For the Evans family, having Charlie back home has been enjoyable, according to his mother, Kristen. "We're getting along, and it's nice to have the extra help," she said. "It's fun to get to know your kids as adults." But still she hopes it's not a long-term situation. "It gets old. He is a grown-up. He's used to having his own space and not having to answer to anyone. This is not what anybody would choose. We would just like that golden space job to come dropping out of the sky."
The long view
Living with the folks into adulthood may seem like a new phenomenon. In fact, it's a very old one. "In the 19th century, it was common for kids to stay with their parents," Coontz said. But while earlier generations pooled their money and kept the same schedule, today's boomerang kids tend to live on their own terms.
"They're not tethered to the family. That's really new and different," Doherty said. "The big shift is this extended period where young adults have no major responsibility other than to themselves. There's a debate in the academic world whether this is a problem or not."

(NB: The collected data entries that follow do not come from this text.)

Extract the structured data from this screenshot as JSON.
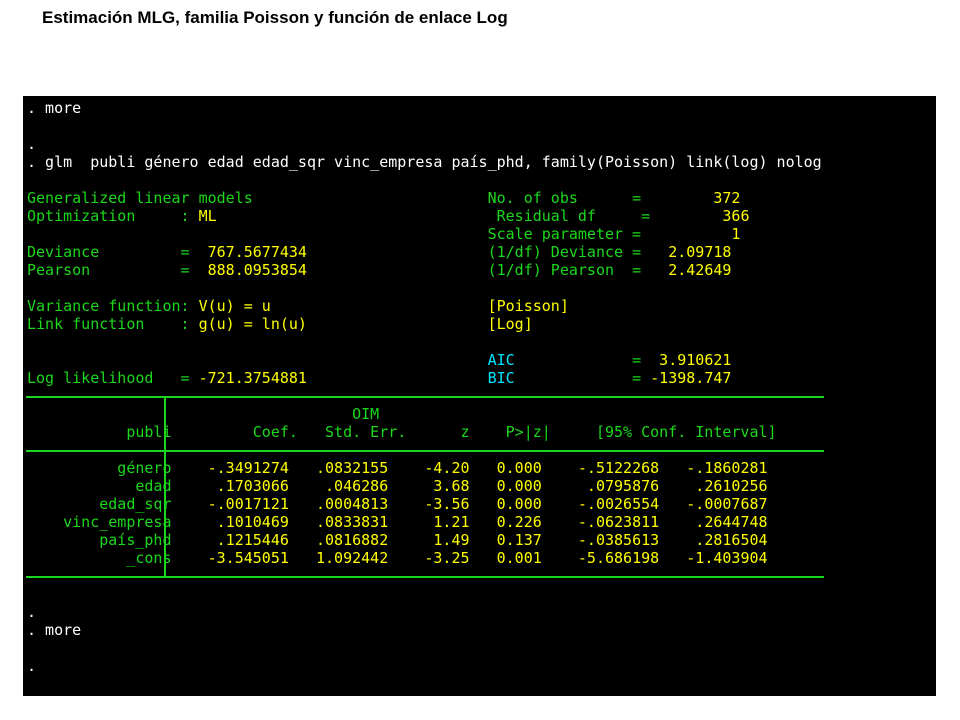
{
  "slide_title": "Estimación MLG, familia Poisson y función de enlace Log",
  "console": {
    "lines": [
      {
        "text": ". more",
        "color": "w"
      },
      {
        "text": "",
        "color": "w"
      },
      {
        "text": ".",
        "color": "w"
      },
      {
        "text": ". glm  publi género edad edad_sqr vinc_empresa país_phd, family(Poisson) link(log) nolog",
        "color": "w"
      },
      {
        "text": "",
        "color": "w"
      },
      {
        "segments": [
          {
            "text": "Generalized linear models                          ",
            "color": "g"
          },
          {
            "text": "No. of obs",
            "color": "g"
          },
          {
            "text": "      =        ",
            "color": "g"
          },
          {
            "text": "372",
            "color": "y"
          }
        ]
      },
      {
        "segments": [
          {
            "text": "Optimization     : ",
            "color": "g"
          },
          {
            "text": "ML",
            "color": "y"
          },
          {
            "text": "                               Residual df     =        ",
            "color": "g"
          },
          {
            "text": "366",
            "color": "y"
          }
        ]
      },
      {
        "segments": [
          {
            "text": "                                                   Scale parameter =          ",
            "color": "g"
          },
          {
            "text": "1",
            "color": "y"
          }
        ]
      },
      {
        "segments": [
          {
            "text": "Deviance         =  ",
            "color": "g"
          },
          {
            "text": "767.5677434",
            "color": "y"
          },
          {
            "text": "                    (1/df) Deviance =   ",
            "color": "g"
          },
          {
            "text": "2.09718",
            "color": "y"
          }
        ]
      },
      {
        "segments": [
          {
            "text": "Pearson          =  ",
            "color": "g"
          },
          {
            "text": "888.0953854",
            "color": "y"
          },
          {
            "text": "                    (1/df) Pearson  =   ",
            "color": "g"
          },
          {
            "text": "2.42649",
            "color": "y"
          }
        ]
      },
      {
        "text": "",
        "color": "g"
      },
      {
        "segments": [
          {
            "text": "Variance function: ",
            "color": "g"
          },
          {
            "text": "V(u) = u",
            "color": "y"
          },
          {
            "text": "                        ",
            "color": "g"
          },
          {
            "text": "[Poisson]",
            "color": "y"
          }
        ]
      },
      {
        "segments": [
          {
            "text": "Link function    : ",
            "color": "g"
          },
          {
            "text": "g(u) = ln(u)",
            "color": "y"
          },
          {
            "text": "                    ",
            "color": "g"
          },
          {
            "text": "[Log]",
            "color": "y"
          }
        ]
      },
      {
        "text": "",
        "color": "g"
      },
      {
        "segments": [
          {
            "text": "                                                   ",
            "color": "g"
          },
          {
            "text": "AIC",
            "color": "c"
          },
          {
            "text": "             =  ",
            "color": "g"
          },
          {
            "text": "3.910621",
            "color": "y"
          }
        ]
      },
      {
        "segments": [
          {
            "text": "Log likelihood   = ",
            "color": "g"
          },
          {
            "text": "-721.3754881",
            "color": "y"
          },
          {
            "text": "                    ",
            "color": "g"
          },
          {
            "text": "BIC",
            "color": "c"
          },
          {
            "text": "             = ",
            "color": "g"
          },
          {
            "text": "-1398.747",
            "color": "y"
          }
        ]
      }
    ],
    "table_header_1": "                                    OIM",
    "table_header_2": "           publi         Coef.   Std. Err.      z    P>|z|     [95% Conf. Interval]",
    "table_rows": [
      {
        "label": "          género",
        "values": "  -.3491274   .0832155    -4.20   0.000    -.5122268   -.1860281"
      },
      {
        "label": "            edad",
        "values": "   .1703066    .046286     3.68   0.000     .0795876    .2610256"
      },
      {
        "label": "        edad_sqr",
        "values": "  -.0017121   .0004813    -3.56   0.000    -.0026554   -.0007687"
      },
      {
        "label": "    vinc_empresa",
        "values": "   .1010469   .0833831     1.21   0.226    -.0623811    .2644748"
      },
      {
        "label": "        país_phd",
        "values": "   .1215446   .0816882     1.49   0.137    -.0385613    .2816504"
      },
      {
        "label": "           _cons",
        "values": "  -3.545051   1.092442    -3.25   0.001    -5.686198   -1.403904"
      }
    ],
    "footer_lines": [
      ".",
      ". more",
      "",
      "."
    ]
  }
}
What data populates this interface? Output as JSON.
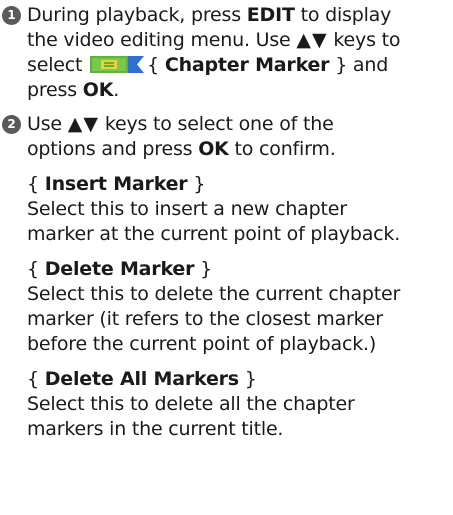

It's not, according to a new U of M study to be published in the Journal of Marriage and Family. "Monetary and housing assistance through the 20s is normal and healthy," the study concluded. Parents who help support young adult children are not delaying or stifling their development, but providing a "scaffolding" to help them work toward self-sufficiency, said study author Teresa Swartz.
Those lucky enough to have parents able to support their career incubation will have a long-term economic advantage over those forced to fend for themselves, experts say.
"It leads to inequality," Newman said. "The well-heeled can do this; the poor can't." Middle-class families, meanwhile, will be increasingly stretched. "The cost of piling up credentials is so high," she said. "Families are pouring more and more money into preparing young people at the cost of retirement for older generations."
Many students will need to continue their education and skill-building after graduation, said Paul Timmins, career services director for the U's College of Liberal Arts. "That's something college graduates didn't have to think about years ago."
Preston Dean is thinking about it. Since graduating from St. Olaf College almost two years ago, with a double major in biology and environmental studies, he's been unable to find full-time work in his field, so he's been living with his parents in Eagan. He volunteered for 10 months with the Conservation Corps and now has a part-time seasonal job that pays $8 an hour. He already owes thousands in student loans, but he's considering going back to school so he can qualify for internships. "Experience is the only thing that's going to get me a job."
His father, Mike, is resigned. "He may have to retrain," he said. "When I was young, I moved furniture. I could always depend on my body to make money. Now even that's gone away. I don't know how these kids are going to get independent."